We are reviewing the problems associated with written-off vehicles with the police, insurers and other interested bodies to see whether there are ways in which the present situation can be improved.

Mr. Hughes

Does the Minister accept that there is an accumulating body of evidence that ripping off customers by unscrupulous car dealers is becoming far too widespread and, in some cases, dangerous to the customers? Will he therefore consider making certain that no vehicle registration document is issued from Swansea for any vehicle that has been written off, or, if he cannot go that far, will he at least make sure that it is printed on every document that the car has been written off, so that the customer might have some redress through fair trading legislation?

Mr. Spicer

We are aware that there is considerable public concern about this matter. The working party should report within the next two or three months. It has been set up with a view to seeing whether we can get more rigid guidelines for what constitutes a write off and what can be done to make severe accident history more readily available to the public, and, as the hon.

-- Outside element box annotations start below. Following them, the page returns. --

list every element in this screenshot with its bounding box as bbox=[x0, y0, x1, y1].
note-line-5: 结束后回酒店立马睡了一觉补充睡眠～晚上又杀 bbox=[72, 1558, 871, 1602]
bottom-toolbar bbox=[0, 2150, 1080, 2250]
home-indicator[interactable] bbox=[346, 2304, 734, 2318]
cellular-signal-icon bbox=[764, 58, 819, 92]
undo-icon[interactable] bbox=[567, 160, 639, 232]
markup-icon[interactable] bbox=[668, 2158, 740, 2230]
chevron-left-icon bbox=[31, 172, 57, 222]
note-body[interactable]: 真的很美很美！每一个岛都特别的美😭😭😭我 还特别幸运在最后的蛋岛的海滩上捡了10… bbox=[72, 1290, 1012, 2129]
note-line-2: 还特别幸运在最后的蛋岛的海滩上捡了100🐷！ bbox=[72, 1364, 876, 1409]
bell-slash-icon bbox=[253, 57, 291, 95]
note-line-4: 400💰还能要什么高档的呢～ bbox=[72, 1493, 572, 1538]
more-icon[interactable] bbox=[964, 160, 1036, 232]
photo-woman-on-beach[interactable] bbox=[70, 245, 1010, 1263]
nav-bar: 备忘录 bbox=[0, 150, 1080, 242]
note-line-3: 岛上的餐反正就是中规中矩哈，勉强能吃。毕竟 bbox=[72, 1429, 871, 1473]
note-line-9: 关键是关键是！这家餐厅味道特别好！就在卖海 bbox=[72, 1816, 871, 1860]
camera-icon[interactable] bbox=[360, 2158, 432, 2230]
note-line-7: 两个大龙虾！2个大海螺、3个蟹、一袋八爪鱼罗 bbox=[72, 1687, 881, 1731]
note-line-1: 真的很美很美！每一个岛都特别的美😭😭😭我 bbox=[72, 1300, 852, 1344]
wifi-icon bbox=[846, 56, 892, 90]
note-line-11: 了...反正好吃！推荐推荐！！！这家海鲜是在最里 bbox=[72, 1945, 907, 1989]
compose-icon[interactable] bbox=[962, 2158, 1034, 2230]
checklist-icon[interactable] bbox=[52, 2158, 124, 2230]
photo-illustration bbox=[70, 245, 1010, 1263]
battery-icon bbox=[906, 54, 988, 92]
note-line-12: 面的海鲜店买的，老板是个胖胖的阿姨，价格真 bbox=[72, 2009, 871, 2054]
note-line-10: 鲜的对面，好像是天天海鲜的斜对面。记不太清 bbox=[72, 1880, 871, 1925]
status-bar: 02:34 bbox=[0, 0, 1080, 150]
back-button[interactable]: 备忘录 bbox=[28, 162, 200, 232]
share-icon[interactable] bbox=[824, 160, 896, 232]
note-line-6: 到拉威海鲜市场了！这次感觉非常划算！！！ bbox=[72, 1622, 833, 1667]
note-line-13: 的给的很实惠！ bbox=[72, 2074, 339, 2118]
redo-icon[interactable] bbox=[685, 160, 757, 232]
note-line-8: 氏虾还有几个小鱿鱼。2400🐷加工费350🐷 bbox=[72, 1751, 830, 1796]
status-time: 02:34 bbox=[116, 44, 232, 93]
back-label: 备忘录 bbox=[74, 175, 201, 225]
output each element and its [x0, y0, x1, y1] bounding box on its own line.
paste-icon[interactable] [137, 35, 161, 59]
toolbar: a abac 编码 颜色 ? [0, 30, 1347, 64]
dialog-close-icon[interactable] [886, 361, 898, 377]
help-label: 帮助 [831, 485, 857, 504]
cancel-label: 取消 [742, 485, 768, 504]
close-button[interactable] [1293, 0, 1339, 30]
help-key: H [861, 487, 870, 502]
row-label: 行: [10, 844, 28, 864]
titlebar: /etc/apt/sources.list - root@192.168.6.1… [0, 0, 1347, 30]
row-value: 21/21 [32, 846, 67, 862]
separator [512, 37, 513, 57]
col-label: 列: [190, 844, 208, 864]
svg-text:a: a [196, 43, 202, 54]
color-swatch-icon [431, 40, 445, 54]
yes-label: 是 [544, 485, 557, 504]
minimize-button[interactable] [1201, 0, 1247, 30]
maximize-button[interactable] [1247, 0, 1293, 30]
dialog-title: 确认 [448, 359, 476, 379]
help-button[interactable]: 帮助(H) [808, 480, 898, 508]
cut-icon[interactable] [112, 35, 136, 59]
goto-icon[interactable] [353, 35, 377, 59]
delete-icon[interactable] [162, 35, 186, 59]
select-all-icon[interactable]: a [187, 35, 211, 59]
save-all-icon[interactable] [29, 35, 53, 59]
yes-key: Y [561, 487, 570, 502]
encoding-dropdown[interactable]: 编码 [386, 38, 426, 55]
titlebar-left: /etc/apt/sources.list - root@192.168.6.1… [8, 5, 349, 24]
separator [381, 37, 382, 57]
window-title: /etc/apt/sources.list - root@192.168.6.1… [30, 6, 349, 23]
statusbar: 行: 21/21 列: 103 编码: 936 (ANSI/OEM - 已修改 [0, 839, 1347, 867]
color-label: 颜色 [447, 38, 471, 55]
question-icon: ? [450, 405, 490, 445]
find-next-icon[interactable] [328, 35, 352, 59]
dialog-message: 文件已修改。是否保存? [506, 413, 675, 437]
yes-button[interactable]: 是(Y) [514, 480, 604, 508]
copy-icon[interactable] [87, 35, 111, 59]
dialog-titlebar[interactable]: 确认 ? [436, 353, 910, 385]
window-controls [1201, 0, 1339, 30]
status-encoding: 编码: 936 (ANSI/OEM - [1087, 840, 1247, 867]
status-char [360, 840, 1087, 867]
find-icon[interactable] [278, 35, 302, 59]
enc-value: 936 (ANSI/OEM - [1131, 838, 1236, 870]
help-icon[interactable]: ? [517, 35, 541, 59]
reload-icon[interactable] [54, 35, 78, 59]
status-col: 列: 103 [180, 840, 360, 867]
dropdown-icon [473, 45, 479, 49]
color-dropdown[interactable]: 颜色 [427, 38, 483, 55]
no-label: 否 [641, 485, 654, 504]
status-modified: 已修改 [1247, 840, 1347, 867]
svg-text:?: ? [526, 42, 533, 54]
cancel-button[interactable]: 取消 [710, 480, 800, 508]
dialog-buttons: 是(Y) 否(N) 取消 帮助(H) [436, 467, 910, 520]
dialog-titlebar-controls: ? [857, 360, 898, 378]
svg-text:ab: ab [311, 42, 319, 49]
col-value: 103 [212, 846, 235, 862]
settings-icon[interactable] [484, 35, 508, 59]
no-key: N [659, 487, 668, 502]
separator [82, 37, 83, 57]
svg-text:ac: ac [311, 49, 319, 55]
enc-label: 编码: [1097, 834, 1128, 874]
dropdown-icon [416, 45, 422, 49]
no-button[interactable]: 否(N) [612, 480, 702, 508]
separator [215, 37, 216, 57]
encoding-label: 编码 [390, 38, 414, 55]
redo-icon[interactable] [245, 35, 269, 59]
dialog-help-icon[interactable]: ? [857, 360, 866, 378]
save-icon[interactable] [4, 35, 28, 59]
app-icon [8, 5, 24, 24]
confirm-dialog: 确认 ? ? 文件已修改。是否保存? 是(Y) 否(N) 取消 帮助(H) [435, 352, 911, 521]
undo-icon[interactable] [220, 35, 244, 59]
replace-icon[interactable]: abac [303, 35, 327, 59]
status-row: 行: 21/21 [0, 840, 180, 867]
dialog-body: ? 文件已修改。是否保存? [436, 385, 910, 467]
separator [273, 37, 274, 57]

Gentleman asks, we seek to ensure that potentially hazardous vehicles are kept off the road.

Mr. Heddle

Does my hon. Friend accept that probably the poorer members of the community are forced to buy those potential death traps because they are the cheaper cars on the forecourt of the second-hand car lot? Perhaps those people would not go to the Automobile Association for an independent structural survey beforehand. At the moment, the power of monitoring is vested in the county trading officers, who can see the cars only after they have been bought. Will my hon. Friend consider giving the police power, where there is a suspicion that such death traps are on second-hand car lot forecourts, to enter those forecourts to examine the cars before they are sold?

Mr. Spicer

The police already have powers to investigate accidents when write offs occur, so police powers already exist. The question is whether one should have more rigid guidelines on what constitutes a write off. That is the real problem.